Twenty-six million people have applied and 16 million have been approved for up to $20,000 in federal student loans, the Biden administration says. The program is estimated to cost $400 billion over 30 years.
“I am convinced that the legal authority to bring this plan is there,” Biden said Monday, at an event to mark Black History Month.
The president, who once doubted his own authority to largely cancel student debt, first announced the program in August. Legal challenges quickly followed.
Republican-led states and lawmakers in Congress, as well as conservative legal interests, are lining up against the plan as a clear violation of Biden’s executive authority. Democratic-led states and liberal interest groups are supporting the Democratic administration in urging the court to allow the plan to go into effect.
Without it, loan defaults will rise sharply when the break on loan payments ends no later than this summer, the administration says. Payments were suspended in 2020 as part of the response to the coronavirus pandemic.
The administration says a 2003 law, commonly known as the HEROES Act, allows the secretary of education to waive or modify the terms of federal student loans in connection with a national emergency. The law was primarily intended to keep service members from becoming worse off financially while fighting in wars in Afghanistan and Iraq.
Nebraska and other states that have sued say the plan is unnecessary to keep the default rate nearly where it was before the pandemic. The 20 million borrowers who have written off their entire loans would have a “windfall” that will leave them better off than before the pandemic, states say.
Dozens of borrowers came from all over the country to camp near the court on a dry Monday evening in the hope of getting a seat for the arguments. Among them was Sinyetta Hill, who said Biden’s plan would wipe out all but about $500 of the $20,000 or more he has in student loans.
“I was 18 when I signed up for college. I didn’t know it was going to be such a big burden. No student should have to deal with this. No person should have to deal with this,” said Hill, 22. who plans to study law after graduating from the University of Wisconsin-Milwaukee in May.
Biden’s plan could meet a frosty reception in the courtroom. Conservatives on the court are skeptical of other Biden initiatives related to the pandemic, including vaccination requirements and pauses on evictions. Those were widely billed as public health measures aimed at slowing the spread of COVID-19.
The loan forgiveness plan, on the other hand, is intended to counter the economic effects of the pandemic.

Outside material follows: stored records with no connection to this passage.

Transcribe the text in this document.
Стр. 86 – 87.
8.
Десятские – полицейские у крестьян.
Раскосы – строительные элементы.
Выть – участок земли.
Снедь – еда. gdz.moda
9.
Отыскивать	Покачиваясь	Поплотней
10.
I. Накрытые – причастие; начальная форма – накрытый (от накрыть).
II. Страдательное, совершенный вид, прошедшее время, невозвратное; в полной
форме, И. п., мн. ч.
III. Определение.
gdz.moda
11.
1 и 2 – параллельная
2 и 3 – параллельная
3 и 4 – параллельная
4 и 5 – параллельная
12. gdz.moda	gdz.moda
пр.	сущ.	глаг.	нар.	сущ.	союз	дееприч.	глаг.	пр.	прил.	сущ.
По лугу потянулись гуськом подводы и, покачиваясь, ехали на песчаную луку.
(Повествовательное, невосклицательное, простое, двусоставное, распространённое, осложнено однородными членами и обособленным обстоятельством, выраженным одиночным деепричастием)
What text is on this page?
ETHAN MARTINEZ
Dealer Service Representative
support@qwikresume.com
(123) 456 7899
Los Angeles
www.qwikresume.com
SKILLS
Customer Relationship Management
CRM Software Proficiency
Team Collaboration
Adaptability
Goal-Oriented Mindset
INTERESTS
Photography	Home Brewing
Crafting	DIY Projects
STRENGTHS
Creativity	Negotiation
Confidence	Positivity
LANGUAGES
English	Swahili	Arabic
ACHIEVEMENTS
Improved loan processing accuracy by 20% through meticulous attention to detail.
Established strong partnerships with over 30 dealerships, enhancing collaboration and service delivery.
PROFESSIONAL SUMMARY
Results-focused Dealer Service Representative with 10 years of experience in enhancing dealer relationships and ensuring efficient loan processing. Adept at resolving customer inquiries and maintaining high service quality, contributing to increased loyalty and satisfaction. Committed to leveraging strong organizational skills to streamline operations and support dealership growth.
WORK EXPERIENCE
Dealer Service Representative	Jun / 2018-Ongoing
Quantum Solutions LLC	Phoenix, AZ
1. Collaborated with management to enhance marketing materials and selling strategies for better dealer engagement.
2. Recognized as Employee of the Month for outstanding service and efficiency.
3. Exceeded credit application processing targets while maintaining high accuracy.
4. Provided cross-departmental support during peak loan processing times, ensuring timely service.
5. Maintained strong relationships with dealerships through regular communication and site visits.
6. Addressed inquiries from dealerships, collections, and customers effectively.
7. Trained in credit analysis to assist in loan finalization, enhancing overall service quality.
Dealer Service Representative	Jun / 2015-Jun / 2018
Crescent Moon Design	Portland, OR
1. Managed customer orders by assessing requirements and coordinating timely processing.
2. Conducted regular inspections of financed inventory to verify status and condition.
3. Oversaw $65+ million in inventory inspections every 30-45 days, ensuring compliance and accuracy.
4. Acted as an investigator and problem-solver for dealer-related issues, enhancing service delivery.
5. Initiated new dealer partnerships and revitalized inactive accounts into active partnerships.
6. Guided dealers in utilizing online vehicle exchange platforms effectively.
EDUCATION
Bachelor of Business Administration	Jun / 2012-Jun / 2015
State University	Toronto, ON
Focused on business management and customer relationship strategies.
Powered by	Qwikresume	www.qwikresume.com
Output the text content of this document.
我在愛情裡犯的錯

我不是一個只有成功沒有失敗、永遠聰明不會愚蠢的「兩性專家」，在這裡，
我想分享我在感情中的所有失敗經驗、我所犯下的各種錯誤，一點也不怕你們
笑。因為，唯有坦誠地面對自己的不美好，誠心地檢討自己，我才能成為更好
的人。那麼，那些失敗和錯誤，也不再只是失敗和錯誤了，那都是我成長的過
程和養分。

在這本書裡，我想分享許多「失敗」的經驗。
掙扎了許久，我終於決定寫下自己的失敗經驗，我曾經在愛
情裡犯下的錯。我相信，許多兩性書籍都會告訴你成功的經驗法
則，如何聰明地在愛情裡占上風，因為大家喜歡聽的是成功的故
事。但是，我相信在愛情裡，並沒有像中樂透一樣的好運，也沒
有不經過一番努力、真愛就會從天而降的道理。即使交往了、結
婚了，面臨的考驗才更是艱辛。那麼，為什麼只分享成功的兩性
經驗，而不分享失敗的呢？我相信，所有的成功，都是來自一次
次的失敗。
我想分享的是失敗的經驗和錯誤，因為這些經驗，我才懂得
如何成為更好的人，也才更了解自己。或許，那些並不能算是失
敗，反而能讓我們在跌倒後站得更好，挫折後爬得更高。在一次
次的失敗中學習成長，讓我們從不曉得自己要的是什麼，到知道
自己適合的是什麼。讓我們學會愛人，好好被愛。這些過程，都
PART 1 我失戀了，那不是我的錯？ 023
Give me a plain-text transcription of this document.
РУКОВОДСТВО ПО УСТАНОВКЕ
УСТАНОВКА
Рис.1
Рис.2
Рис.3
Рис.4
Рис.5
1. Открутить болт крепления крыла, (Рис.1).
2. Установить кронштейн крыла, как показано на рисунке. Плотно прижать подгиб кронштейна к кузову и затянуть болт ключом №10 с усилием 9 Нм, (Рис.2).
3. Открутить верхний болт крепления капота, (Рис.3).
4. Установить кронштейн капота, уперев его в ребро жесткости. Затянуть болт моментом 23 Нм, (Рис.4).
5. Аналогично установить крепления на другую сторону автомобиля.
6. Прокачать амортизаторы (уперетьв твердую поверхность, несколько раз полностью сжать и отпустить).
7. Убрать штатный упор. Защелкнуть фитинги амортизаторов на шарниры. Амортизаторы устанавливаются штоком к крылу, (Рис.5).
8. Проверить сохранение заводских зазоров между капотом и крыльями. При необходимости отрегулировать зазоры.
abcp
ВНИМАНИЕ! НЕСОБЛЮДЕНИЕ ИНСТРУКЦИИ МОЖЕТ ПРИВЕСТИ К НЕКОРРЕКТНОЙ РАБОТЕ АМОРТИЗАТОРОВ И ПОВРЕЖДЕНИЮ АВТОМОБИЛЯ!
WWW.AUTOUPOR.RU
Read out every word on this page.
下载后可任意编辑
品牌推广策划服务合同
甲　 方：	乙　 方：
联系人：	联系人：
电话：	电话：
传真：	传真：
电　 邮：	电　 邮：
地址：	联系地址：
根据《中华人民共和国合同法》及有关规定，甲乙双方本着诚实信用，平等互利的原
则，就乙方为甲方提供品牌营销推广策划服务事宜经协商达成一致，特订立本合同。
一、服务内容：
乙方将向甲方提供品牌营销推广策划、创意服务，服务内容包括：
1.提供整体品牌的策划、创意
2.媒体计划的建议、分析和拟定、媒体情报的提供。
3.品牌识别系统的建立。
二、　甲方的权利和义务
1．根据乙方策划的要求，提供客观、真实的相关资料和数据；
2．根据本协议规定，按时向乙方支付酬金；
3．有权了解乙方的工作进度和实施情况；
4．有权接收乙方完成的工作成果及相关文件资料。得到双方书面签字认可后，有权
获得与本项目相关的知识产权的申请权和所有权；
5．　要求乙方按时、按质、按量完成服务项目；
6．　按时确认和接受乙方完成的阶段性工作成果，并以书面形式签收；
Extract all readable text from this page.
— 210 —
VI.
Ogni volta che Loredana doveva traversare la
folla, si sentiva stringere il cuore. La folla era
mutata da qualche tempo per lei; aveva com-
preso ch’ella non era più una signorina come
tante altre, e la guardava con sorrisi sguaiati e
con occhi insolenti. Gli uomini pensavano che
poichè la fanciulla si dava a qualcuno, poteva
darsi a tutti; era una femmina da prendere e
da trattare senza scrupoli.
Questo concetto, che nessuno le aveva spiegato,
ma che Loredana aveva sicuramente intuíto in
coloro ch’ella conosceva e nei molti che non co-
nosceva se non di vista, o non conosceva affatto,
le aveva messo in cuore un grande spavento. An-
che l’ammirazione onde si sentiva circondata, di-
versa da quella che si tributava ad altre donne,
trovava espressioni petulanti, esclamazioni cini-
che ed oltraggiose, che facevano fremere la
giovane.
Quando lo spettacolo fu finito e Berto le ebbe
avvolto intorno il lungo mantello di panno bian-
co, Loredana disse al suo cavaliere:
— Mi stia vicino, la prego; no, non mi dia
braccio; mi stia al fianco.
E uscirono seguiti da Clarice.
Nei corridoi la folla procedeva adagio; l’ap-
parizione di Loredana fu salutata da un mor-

The national emergency is expected to end on May 11, but the administration says the economic consequences will persist, despite historically low unemployment and other signs of economic strength.
In addition to the debate on the authority to forgive student debt, the court also faced whether the states and two individuals whose challenge is also before the judges have the legal right, or standing, to sue.
Generally, parties must demonstrate that they would suffer financial loss and benefit from a court decision in their favor. A federal judge initially found that the states would not be harmed and dismissed their lawsuit early an appeals panel said the case could proceed.
Of the two individuals sued in Texas, one has student loans that are commercial and the other is eligible for $10,000 in debt relief, not the $20,000 maximum. They would have nothing if they won their case.
A decision is expected at the end of June.
Associated Press writers Jessica Gresko and Collin Binkley contributed to this report.